Because Christ Triumphed for His People, This Prayer Will Be Answered for Us
Because you see, this prayer was answered for Christ in spite of his people, so now we can be assured that it will be answered for his people because of Christ. He did win the battle, and so in God’s time will we. His prayers were answered, and so in God’s time will ours. He was raised in triumph, and so in the end will we. John Calvin put this negatively when he read Psalm 20. He said, “We have no hope of being heard unless this king and priest goes before us.” But why not put it positively? We have every hope because he has. Our life, our cause is tied up in his, in the life of the king. Our life is lost, and in this case, one with his life. This is a psalm for the day of trouble: David’s troubles, Christ’s troubles, and now our troubles, too.
That’s why it’s a psalm that helps us pray. It gives us confidence to pray because it teaches us that if God has heard our king, he will hear all those whose lives are are bound up in his. Our hopes of blessing, our declarations of faith, our prayers for salvation, all these are now ours as much as they ever were David’s.
It gives us suggestions for prayer. Just look at these petitions. At the very least, we see we should pray with the psalmist for the continuing success of the king in his kingdom. We can also take this psalm, remembering what Christ has done, apply the psalm to ourselves and to one another. When you go to bed tonight, you can open up Psalm 20 and pray these petitions. You can ask that the Lord will answer us in the day of trouble. You can pray that the God of Jacob will protect us. We can beg help from the sanctuary and support from Zion for those who are failing in the fight against temptation. We can pray for our fellow students that they’ll be granted their hearts’ desires and the Lord will fulfill all their plans.
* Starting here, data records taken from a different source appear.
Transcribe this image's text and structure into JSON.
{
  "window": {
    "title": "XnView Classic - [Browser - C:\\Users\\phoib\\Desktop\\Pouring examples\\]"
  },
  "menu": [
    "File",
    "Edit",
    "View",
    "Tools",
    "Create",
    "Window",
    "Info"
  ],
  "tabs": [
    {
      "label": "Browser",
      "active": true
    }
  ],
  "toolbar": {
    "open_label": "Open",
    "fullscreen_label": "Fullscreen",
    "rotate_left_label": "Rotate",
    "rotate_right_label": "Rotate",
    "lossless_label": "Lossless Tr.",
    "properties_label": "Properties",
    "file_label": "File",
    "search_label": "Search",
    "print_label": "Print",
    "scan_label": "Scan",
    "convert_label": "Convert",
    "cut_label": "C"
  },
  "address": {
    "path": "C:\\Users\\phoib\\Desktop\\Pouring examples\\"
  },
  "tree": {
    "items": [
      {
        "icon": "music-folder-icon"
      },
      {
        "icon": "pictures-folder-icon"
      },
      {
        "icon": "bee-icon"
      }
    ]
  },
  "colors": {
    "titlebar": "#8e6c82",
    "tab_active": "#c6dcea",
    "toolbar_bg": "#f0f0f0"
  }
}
We can ask that our staff will shout for joy over this great salvation. We can pray that as Christians we wouldn’t trust in armies and air forces or better politics but in the name of the Lord our glorious God. We can pray that with a psalm like this to encourage us, we won’t be careless in prayer.
Well, knowing who God is and what he’s done, we can bring before the Lord the one offering of Christ. Ask him to regard the sacrifice that he has made. And because we’ve been given Jesus Christ, we can be bold in this prayer, asking everything for godly leaders, for just causes, for good churches. We can be bold in prayers for friends, for family, for ourselves. And we can be free to ask others to pray for us, even if they already know how.
Let’s pray now. Our gracious God, we come to you, the one who has saved the king, raising him up with might and power from his grave. You’re the one who saved us through the king, and you’re the one who answers us when we call. We rejoice in this. Help us to truly and ever more deeply trust in your name.
And we ask this in Jesus’s name, Amen.